THE COLOR PURPLE, produced by Quincy Jones, Kathleen Kennedy, Frank Marshall, and Steven Spielberg (1985)
Starring: Whoopi Goldberg, Danny Glover, Adolph Caesar, Margaret Very, Oprah Winfrey, and Rae Dawn Chong.
Based on Alice Walker’s 1982 novel, The Color Purple was a movie phenomenon depicting the lives and problems of African-American women during the early twentieth century. The film vividly portrays problems of domestic violence, rape, incest, poverty, racism, sexism, and even pedophilia. Through the support of two women, Celie, the main character, begins to find her own voice and discover her own strength, and she is not the only one. The movie depicts the transitions that many characters in the story have made, moving toward healing and better ways of living that overcome their painful and difficult pasts. It also accurately displays the struggle and how difficult cycles of abuse are to overcome, especially if abuse and mistreatment is a part of the culture at large.
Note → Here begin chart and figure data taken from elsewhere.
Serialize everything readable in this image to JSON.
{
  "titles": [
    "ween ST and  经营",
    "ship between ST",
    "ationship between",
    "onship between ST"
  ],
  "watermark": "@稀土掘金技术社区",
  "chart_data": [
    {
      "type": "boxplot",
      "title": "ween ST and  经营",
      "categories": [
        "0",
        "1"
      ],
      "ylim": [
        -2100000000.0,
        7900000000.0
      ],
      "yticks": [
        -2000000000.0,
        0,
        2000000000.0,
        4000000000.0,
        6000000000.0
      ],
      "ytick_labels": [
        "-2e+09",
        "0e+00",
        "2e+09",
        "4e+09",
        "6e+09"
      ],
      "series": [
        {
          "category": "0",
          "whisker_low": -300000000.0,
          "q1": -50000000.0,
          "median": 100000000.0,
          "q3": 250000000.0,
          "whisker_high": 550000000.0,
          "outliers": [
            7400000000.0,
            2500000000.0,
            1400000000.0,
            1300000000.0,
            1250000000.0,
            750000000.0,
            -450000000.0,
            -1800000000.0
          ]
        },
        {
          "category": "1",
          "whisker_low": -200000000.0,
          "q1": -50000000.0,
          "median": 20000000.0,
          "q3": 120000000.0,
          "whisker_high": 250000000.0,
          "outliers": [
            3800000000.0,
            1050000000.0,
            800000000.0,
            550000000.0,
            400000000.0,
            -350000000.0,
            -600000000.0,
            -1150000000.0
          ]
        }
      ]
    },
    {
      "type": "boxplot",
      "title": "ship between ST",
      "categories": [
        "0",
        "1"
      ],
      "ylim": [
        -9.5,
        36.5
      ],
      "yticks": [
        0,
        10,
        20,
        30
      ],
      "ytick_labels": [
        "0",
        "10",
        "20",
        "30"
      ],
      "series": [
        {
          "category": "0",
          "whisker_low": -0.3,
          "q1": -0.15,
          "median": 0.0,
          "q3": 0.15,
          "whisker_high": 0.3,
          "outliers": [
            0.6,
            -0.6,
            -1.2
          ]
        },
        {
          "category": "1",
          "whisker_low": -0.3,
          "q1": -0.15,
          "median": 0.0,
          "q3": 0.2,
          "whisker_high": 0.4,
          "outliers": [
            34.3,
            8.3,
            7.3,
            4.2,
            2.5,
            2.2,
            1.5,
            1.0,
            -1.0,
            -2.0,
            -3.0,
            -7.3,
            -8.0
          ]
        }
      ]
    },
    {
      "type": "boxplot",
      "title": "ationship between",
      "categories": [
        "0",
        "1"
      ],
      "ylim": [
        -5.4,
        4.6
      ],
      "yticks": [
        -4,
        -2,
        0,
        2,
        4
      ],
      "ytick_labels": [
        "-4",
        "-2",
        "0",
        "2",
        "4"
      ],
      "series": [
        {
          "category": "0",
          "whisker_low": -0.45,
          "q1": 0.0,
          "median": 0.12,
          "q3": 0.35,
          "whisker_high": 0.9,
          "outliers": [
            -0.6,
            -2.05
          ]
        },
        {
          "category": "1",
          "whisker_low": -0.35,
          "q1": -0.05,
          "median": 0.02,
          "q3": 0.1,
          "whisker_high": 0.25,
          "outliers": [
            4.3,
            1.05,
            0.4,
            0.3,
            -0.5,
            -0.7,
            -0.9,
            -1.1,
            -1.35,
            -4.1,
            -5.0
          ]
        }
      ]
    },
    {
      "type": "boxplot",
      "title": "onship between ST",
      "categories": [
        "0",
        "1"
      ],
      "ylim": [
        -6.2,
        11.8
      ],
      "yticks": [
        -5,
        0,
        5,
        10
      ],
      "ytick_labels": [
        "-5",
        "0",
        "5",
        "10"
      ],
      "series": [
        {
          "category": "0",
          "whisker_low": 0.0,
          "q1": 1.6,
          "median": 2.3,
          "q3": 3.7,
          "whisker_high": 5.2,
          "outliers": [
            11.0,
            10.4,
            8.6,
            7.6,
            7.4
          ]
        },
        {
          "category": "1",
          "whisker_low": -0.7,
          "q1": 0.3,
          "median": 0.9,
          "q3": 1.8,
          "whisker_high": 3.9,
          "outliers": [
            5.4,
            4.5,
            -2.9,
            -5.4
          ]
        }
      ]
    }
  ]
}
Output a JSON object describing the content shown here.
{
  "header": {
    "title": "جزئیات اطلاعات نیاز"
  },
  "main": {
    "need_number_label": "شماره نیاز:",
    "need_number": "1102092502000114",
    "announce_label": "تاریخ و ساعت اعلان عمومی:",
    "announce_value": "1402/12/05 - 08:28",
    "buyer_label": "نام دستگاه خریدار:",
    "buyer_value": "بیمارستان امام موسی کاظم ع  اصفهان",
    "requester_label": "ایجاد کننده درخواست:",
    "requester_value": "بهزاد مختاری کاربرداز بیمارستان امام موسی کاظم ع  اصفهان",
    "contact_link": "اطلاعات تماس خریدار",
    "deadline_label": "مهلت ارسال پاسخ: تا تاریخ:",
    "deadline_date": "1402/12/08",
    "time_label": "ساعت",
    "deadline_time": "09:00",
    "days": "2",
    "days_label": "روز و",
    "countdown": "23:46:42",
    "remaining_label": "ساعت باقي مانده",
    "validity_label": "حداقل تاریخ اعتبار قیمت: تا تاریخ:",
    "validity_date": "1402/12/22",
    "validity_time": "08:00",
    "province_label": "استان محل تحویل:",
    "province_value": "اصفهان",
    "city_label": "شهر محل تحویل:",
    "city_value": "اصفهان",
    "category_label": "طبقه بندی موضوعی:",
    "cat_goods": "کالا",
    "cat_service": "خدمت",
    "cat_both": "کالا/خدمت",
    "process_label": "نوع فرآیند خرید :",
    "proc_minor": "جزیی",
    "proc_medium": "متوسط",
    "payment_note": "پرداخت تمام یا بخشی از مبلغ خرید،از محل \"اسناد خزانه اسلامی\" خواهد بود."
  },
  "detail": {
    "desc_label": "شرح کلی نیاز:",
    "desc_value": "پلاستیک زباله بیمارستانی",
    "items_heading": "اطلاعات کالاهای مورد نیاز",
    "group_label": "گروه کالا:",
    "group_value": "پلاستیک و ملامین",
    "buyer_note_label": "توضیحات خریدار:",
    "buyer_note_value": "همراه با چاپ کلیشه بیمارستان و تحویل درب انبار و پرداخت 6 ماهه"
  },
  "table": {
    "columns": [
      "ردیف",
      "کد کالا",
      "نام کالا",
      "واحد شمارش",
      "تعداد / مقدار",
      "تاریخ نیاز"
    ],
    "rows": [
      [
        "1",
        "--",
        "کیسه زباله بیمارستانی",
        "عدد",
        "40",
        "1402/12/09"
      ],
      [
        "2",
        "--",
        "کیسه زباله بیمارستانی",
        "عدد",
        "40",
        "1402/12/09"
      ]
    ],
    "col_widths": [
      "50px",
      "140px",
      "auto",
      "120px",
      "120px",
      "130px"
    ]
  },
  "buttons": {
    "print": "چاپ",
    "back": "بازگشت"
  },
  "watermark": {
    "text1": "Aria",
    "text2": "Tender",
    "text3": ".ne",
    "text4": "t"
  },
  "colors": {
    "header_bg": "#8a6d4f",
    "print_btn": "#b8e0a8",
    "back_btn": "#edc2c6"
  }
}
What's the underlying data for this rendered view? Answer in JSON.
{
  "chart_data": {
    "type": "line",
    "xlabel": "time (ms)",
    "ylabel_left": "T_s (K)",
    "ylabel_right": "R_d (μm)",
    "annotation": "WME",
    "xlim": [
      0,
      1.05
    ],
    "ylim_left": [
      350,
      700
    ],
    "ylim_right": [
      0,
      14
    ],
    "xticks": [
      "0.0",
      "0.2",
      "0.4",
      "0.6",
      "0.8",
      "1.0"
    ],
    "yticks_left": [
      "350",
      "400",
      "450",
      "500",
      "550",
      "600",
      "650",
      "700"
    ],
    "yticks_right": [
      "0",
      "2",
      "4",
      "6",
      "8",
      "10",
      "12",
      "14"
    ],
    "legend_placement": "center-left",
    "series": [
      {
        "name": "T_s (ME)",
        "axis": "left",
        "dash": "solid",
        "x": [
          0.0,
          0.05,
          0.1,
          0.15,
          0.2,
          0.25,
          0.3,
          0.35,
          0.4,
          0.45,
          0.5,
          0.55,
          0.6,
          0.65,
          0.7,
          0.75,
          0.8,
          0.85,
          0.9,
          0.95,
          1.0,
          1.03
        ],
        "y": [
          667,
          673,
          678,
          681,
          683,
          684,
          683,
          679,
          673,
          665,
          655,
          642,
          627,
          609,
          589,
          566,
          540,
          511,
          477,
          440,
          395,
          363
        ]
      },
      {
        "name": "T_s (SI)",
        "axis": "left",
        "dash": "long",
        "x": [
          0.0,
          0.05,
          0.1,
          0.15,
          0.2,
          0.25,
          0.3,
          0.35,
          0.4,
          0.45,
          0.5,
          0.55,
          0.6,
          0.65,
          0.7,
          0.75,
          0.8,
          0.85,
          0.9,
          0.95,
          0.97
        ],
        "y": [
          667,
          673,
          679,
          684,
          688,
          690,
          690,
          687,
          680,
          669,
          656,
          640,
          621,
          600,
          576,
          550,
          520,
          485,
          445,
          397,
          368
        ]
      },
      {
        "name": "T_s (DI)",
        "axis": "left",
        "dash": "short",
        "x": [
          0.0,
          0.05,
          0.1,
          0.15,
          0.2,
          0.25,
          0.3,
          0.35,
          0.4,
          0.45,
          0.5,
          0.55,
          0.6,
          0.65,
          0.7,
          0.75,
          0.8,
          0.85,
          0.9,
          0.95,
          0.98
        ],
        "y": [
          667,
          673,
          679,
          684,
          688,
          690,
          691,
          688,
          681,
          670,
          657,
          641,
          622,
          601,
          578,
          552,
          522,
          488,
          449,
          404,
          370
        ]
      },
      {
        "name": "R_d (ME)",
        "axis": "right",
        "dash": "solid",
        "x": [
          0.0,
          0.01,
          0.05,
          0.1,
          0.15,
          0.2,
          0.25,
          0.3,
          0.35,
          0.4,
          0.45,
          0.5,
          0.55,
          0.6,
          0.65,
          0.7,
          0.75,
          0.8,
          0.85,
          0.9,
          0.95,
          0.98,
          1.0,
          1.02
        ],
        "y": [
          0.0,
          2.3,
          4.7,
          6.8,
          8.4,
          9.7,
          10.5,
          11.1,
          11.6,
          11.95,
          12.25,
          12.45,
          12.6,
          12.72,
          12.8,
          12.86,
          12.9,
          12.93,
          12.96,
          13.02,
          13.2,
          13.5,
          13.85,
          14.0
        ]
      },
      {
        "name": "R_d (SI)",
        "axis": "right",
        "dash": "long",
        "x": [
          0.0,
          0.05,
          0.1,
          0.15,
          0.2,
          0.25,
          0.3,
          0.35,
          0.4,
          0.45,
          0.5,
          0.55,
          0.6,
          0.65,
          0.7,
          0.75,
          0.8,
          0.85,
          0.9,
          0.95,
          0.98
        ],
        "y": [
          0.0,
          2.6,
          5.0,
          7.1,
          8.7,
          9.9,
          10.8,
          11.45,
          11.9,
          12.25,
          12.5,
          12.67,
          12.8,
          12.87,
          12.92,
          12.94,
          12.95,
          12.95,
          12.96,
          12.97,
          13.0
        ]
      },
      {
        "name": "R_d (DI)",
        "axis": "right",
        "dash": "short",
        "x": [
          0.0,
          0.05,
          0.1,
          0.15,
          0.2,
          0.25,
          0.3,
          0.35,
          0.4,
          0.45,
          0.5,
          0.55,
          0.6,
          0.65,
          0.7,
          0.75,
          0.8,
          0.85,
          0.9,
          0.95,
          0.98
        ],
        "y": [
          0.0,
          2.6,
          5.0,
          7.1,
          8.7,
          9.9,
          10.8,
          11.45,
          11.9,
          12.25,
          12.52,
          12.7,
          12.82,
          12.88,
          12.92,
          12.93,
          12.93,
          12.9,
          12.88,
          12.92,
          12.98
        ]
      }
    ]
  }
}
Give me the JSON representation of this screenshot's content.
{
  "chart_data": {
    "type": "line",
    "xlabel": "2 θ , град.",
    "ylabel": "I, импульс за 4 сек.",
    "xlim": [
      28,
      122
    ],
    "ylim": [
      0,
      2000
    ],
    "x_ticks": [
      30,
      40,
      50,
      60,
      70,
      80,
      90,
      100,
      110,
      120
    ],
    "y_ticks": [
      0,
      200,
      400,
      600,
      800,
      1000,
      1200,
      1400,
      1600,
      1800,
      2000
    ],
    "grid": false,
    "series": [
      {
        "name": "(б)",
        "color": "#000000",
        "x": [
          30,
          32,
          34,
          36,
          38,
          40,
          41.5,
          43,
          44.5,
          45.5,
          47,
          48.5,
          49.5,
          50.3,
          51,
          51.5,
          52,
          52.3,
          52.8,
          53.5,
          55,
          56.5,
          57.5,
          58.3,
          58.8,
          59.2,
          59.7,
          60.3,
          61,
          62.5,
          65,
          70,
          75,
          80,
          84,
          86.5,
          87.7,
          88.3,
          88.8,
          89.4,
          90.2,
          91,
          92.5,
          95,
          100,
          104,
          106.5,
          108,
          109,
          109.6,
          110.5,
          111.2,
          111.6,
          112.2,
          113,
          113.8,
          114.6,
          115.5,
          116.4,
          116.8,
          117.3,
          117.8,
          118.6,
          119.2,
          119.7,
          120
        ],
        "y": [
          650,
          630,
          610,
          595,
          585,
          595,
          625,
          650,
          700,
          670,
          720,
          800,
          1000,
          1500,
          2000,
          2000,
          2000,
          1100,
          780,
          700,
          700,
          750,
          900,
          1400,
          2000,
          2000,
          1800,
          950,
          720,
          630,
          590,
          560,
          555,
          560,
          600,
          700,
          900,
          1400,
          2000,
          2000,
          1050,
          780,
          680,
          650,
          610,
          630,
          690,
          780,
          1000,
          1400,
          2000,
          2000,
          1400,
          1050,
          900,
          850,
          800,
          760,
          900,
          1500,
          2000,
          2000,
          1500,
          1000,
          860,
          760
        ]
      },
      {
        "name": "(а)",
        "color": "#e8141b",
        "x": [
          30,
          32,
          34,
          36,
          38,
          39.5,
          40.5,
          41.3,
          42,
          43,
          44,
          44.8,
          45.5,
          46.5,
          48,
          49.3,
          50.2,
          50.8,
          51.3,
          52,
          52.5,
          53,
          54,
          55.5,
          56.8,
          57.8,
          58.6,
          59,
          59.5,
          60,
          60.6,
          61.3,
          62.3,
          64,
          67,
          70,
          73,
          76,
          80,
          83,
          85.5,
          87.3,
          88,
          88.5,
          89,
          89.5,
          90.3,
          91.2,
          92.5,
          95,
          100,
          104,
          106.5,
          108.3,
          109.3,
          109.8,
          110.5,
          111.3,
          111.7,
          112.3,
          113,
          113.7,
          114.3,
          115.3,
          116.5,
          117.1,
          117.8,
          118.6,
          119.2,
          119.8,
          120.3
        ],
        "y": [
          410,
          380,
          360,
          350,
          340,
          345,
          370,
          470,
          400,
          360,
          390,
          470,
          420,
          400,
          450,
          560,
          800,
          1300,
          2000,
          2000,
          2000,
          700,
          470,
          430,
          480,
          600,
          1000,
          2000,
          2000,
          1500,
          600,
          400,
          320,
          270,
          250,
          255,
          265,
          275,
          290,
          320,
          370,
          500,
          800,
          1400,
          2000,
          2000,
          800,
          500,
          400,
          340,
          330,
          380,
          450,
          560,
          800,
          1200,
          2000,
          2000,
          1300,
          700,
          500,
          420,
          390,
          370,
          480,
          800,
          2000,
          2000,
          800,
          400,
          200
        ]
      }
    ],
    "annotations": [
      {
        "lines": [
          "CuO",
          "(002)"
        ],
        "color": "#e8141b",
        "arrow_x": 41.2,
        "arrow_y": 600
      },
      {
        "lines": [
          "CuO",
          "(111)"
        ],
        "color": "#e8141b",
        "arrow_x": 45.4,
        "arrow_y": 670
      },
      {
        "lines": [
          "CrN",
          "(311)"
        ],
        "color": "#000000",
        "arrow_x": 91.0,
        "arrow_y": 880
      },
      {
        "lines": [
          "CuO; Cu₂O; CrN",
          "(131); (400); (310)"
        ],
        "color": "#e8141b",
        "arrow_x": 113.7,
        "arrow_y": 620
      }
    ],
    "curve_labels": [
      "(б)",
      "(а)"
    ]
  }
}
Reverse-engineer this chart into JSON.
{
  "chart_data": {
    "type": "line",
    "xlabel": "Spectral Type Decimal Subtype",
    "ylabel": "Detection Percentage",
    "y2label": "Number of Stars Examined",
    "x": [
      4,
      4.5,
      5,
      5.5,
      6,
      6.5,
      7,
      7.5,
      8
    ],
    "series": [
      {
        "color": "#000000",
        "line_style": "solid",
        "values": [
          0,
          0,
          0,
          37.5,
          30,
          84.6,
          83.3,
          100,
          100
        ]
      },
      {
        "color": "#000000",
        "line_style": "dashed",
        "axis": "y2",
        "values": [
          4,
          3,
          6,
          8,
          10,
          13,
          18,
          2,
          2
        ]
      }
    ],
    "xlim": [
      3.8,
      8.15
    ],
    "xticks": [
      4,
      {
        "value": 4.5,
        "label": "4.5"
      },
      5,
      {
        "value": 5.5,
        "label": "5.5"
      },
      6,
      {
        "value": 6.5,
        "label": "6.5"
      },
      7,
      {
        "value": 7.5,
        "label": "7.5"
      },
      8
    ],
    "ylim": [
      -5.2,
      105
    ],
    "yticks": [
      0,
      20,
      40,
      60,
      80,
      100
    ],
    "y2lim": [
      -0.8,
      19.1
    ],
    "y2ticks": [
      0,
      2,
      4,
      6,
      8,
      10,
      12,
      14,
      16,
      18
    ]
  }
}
Note: The movie is rated PG-13 due to strong content, language, and sexual situations.
Sofia: All my life I had to fight. I had to fight my daddy. I had to fight my uncles. I had to fight my brothers. A girl child ain’t safe in a family of men, but I ain’t never thought I’d have to fight in my own house! I love Harpo, God knows I do. But I’ll kill him dead before I let him beat me.